F. Pendapatan dan Kesempatan Kerja
1. Pendapatan
Dalam arti luas, pendapatan nasional merujuk pada beberapa konsep
yaitu: (a) Produk Domestik Bruto (PDB), (b) Produk Nasional Bruto (PNB), (c)
Produk Nasional Netto (PNN), dan (d) Pendapatan Nasional (PN). Pada
tingkat regional atau propinsi dikenal dengan nama Produk Domestik
Regional Bruto (PDRB).
Pengertian pendapatan petani merupakan selisih antara hasil
penjualan produk dengan biaya usahatani. Atau dengan kata lain
pendapatan petani merupakan selisih kenaikan antara kekayaan awal pada
kegiatan usaha petani dengan nilai akhir usahatani. Adapun faktor-faktor
yang membedakan pendapatan petani disebabkan oleh penggunaan pupuk,
benih, obat-obatan dan tingkat harga yang diterima oleh petani.
Soediyono (1985) menyatakan bahwa pendapatan adalah jumlah
pendapatan (uang) yang diterima oleh petani dari penyerahan faktor-faktor
produksi selama satu periode.
Dari beberapa pengertian pendapatan tersebut dapat dikatakan
bahwa pendapatan petani ditentukan oleh bayaknya hasil yang diperoleh dari
sesuatu pekerjaan atau banyaknya nilai penjualan dari faktor-faktor produksi
yang dimiliki, dikurangi dengan seluruh pengeluaran atau biaya yang
21
digunakan. Pendapatan seperti in merupakan keuntungan bagi suatu usaha
atau dapat dikatakan sebagai pendapatan bersih.
2. Kesempatan Kerja
Istilah employment dalam bahasa Inggris berasal dari kata to employ
yang berarti menggunakan dalam proses atau usaha memberikan pekerjaan
atau sumber penghidupan. Jadi employment berarti keadaan orang mem-
punyai pekerjaan atau keadaan orang yang mempunyai pekerjaan atau
keadaan penggunaan tenaga kerja. Menurut Soeroto (1986), penggunaan
istilah employment sehari-hari biasa dinyatakan dengan jumlah orang dan
yang dimaksud adalah sejumlah orang yang ada dalam pekerjaan atau
mempunyai pekerjaan. Pengertian istilah ini memiliki dua unsur yaitu
kesempatan kerja dan orang yang diperkerjakan atau yang melakukan
pekerjaan tersebut. Jadi pengertiannya sudah jelas yaitu kesempatan kerja
yang sudah diduduki.
Pada umumnya pertumbuhan ekonomi mempunyai dampak positif
bagi peningkatan kesempatan kerja. Kesempatan kerja dalam pengertiannya
termasuk lapangan pekerjaan yang sudah diduduki (employment) dan masih
lowong (vacancy). Dengan adanya lapangan pekerjaan yang masih lowong,
timbul kebutuhan untuk permintaan tenaga kerja guna memenuhi
kesempatan kerja yang masih lowong tersebut (Swasono dan
Sulistyaningsih, 1983).
Tenaga kerja atau manpower terdiri dari angkatan kerja dan bukan
angkatan kerja. Angkataan kerja atau labor force terdiri dari: a). Golongan
22
yang bekerja, dan b). Golongan yang menganggu dan mencari pekerjaan.

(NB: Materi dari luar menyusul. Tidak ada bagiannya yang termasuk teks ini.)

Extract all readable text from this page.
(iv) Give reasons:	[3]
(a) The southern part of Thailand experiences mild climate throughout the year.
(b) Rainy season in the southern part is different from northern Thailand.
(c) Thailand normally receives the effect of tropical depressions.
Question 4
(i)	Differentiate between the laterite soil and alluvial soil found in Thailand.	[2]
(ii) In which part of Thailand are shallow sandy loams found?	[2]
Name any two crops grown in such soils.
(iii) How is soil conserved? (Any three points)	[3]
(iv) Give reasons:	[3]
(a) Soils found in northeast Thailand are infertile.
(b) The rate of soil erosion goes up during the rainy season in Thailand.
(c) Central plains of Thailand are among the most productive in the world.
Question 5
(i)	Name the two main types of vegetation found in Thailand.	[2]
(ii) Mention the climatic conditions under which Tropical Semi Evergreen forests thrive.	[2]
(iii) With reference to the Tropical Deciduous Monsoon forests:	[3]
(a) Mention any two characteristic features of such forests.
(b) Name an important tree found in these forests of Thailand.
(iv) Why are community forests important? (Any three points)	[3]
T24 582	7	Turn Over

Kelompok bukan angkatan kerja terdiri dari : a). Golongan yang bersekolah,
b). Golongan yang mengurus rumah tangga, dan c). Golongan lain-lain atau
penerima pendapatan. Ketiga golongan dalam kelompok angkatan kerja
sewaktu-waktu dapat menawarkan jasanya untuk bekerja. Oleh sebab itu,
kelompok ini sering juga dinamakan sebagai potential labor force.
Besarnya penyediaan atau supply tenaga kerja dalam masyarakat
adalah jumlah orang yang menawarkan jasanya untuk proses produksi. Di
antara mereka sebagian sudah aktif dalam kegiatannya yang menghasilkan
barang atau jasa. Mereka dinamakan golongan yang bekerja atau employed
persons. Sebagian lain tergolong yang siap bekerja dan sedang berusaha
mencari pekerjaan. Mereka dinamakan pencari kerja atau penganggur.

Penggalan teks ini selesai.